Con el cambio de milenio surgió el abismo generalizado de un porvenir incierto. En su concepción fronteriza, acentuada por el efecto 2000, son muchas las obras de ficción que utilizan este marco temporal para resaltar la idea del mañana como esa gran incógnita —¿y en qué otro momento de la vida que no sea la adolescencia resuena con más intensidad esta duda?—. La película surcoreana Victory (2024) explora esta etapa desde su misma cualidad apocalíptica, transformando el desarraigo de una generación perdida desde el motor creativo de sus anhelos vitales y su disconformidad contra todo.
Para trasladar esta emoción, el director Park Beom-su utiliza la danza como elemento catalizador de esa liberación juvenil. Por eso mismo, en el centro del relato sitúa a un grupo de amigas muy diferentes entre sí, que a través del trabajo conjunto estrechan lazos para hacer frente a las imposiciones del mundo autoritario de los adultos. El instituto, como no podía ser de otra manera, se convierte en el campo de batalla, y es ahí donde se desarrolla la mayor parte de la acción, haciendo de esta una historia de clubes escolares, muy extendida entre arquetipos y lugares comunes dentro de un cine japonés donde tendrían cabida títulos en la línea de Swing Girls (2004) de Shinobu Yaguchi o Liz and the Blue Bird (2014) de Naoko Yamada, por ejemplo.
En esta partitura, que recuerda a un sinfín de producciones similares, su principal distinción recae sobre el club escogido que, en este caso, se centra en el deporte de la animación. Aquí, un casting mayormente habituado a los seriales de k-drama ofrece un despliegue de personajes sumamente caricaturizados, donde las pasiones, envidias y amores adolescentes se superponen por medio de un cacao juvenil que va escalando progresivamente. Sin desmerecer esa ambición y la trascendencia del momento —necesaria para resaltar el valor catártico de situaciones relativamente mundanas—, el exceso de subrayados y lo explícito que hacen los sentimientos mostrados recargan la magnitud de emociones hasta un exceso ligeramente desmedido, especialmente en el marco del drama intrafamiliar.
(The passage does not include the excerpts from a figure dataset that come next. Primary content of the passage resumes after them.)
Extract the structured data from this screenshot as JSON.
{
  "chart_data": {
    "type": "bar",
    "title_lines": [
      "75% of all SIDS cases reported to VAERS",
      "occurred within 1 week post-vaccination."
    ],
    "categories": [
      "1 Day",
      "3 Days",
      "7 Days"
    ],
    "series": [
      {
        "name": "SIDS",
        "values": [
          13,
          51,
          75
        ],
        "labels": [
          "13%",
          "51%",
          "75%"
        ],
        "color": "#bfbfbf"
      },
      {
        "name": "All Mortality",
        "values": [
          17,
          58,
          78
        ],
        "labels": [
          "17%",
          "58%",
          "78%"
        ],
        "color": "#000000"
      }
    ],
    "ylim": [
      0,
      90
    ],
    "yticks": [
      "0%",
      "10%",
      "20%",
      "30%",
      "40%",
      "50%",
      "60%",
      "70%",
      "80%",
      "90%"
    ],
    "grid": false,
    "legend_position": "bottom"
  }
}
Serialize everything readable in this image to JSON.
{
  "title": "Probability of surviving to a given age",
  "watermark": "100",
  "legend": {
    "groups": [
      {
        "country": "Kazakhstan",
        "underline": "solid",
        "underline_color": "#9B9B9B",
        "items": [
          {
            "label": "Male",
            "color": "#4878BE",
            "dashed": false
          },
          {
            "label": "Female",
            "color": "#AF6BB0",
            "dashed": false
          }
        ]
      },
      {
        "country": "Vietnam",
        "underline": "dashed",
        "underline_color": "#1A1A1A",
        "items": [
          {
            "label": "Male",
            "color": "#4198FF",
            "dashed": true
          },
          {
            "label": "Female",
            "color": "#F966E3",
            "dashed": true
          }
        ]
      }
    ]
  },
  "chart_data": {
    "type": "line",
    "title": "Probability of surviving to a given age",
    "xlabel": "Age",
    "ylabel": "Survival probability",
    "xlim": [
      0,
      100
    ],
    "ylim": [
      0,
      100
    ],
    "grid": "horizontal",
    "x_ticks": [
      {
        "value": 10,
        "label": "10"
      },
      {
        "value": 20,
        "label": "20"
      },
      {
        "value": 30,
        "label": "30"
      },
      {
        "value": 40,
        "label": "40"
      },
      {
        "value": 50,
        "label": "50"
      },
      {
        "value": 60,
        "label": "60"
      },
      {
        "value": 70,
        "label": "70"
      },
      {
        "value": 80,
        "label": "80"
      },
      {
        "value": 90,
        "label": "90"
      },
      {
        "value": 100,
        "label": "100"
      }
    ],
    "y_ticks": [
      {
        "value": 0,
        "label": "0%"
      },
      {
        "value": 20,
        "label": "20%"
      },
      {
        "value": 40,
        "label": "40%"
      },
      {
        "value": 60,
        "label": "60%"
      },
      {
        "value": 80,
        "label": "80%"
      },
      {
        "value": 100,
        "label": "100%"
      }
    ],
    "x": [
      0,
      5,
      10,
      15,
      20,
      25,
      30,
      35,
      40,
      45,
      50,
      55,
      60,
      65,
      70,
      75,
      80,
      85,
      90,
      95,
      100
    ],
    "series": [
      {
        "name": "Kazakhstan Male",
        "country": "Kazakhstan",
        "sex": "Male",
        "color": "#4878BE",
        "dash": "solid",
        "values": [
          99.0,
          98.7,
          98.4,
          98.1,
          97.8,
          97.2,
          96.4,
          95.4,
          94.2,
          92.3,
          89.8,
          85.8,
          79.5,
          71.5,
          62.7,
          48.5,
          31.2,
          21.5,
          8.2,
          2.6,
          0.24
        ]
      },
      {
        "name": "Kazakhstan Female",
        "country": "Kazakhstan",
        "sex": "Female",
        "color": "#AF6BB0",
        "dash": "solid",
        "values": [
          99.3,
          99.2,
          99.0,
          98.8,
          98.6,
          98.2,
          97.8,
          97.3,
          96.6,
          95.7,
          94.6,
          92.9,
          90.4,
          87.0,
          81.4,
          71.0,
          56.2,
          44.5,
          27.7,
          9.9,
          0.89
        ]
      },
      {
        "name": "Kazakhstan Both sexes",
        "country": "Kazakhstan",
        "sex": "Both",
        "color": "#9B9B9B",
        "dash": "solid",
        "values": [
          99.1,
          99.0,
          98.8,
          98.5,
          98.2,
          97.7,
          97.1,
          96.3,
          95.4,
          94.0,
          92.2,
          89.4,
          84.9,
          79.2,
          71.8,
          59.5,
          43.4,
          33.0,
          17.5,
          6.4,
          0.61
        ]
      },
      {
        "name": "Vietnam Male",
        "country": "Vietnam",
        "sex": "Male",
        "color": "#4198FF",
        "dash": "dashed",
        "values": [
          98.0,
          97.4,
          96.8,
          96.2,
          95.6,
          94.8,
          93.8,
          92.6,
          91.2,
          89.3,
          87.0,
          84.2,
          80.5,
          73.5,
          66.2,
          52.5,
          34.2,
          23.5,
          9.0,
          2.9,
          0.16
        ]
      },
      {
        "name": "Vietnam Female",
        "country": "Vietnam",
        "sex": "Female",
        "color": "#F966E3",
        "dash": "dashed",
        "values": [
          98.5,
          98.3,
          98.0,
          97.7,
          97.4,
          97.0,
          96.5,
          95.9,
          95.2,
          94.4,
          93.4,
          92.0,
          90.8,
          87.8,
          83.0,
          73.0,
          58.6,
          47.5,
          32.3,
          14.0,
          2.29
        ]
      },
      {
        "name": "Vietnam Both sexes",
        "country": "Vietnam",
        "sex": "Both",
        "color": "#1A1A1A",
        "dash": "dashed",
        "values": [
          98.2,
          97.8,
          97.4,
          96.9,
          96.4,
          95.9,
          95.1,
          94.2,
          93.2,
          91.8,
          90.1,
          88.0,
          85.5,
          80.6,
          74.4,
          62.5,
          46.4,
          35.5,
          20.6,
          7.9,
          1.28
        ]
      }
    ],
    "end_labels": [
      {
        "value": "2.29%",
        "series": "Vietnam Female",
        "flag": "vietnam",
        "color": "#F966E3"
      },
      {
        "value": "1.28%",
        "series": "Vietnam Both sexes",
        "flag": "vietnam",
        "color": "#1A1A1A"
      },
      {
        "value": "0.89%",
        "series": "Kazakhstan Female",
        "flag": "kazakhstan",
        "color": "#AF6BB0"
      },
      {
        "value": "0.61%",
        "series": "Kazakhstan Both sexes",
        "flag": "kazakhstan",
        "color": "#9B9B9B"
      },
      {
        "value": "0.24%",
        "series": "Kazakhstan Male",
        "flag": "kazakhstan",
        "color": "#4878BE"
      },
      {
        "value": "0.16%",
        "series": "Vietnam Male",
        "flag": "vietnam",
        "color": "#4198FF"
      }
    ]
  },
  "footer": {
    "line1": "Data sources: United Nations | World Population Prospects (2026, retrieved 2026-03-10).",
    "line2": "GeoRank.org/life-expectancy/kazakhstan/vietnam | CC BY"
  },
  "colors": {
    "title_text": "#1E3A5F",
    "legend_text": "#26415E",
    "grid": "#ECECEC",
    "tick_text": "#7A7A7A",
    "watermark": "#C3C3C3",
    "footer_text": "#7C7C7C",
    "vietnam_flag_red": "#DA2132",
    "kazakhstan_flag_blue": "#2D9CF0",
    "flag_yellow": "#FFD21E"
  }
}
Por otra parte, su lado más luminoso y cómico resulta sobradamente satisfactorio. En el reto a asumir —donde deben aprender a colaborar entre sí para poder seguir haciendo lo que quieren—, la intensidad de los números musicales, sumada a esa carga limítrofe, dotan de importancia a un conjunto resuelto con soltura y estima hacia sus personajes. A su vez, en la observación de estos perfiles variopintos, la película no se olvida de su calidad de comfort movie y también juega con ciertos tropos y resoluciones visuales que devuelven lo que vienen buscando aquellos espectadores asiduos al subgénero.
Victory propone un ameno y nostálgico viaje al precipicio de la adolescencia, y lo hace desde la dignidad y la incorrección de sus protagonistas. Sin grandes alardes ni demasiadas trazas de estilo, el desempeño de una obra bienintencionada y ligera supone un soplo de aire fresco para un entretenimiento estival, propicio e idóneo para lo que fue el Festival Nits de cinema oriental 2025.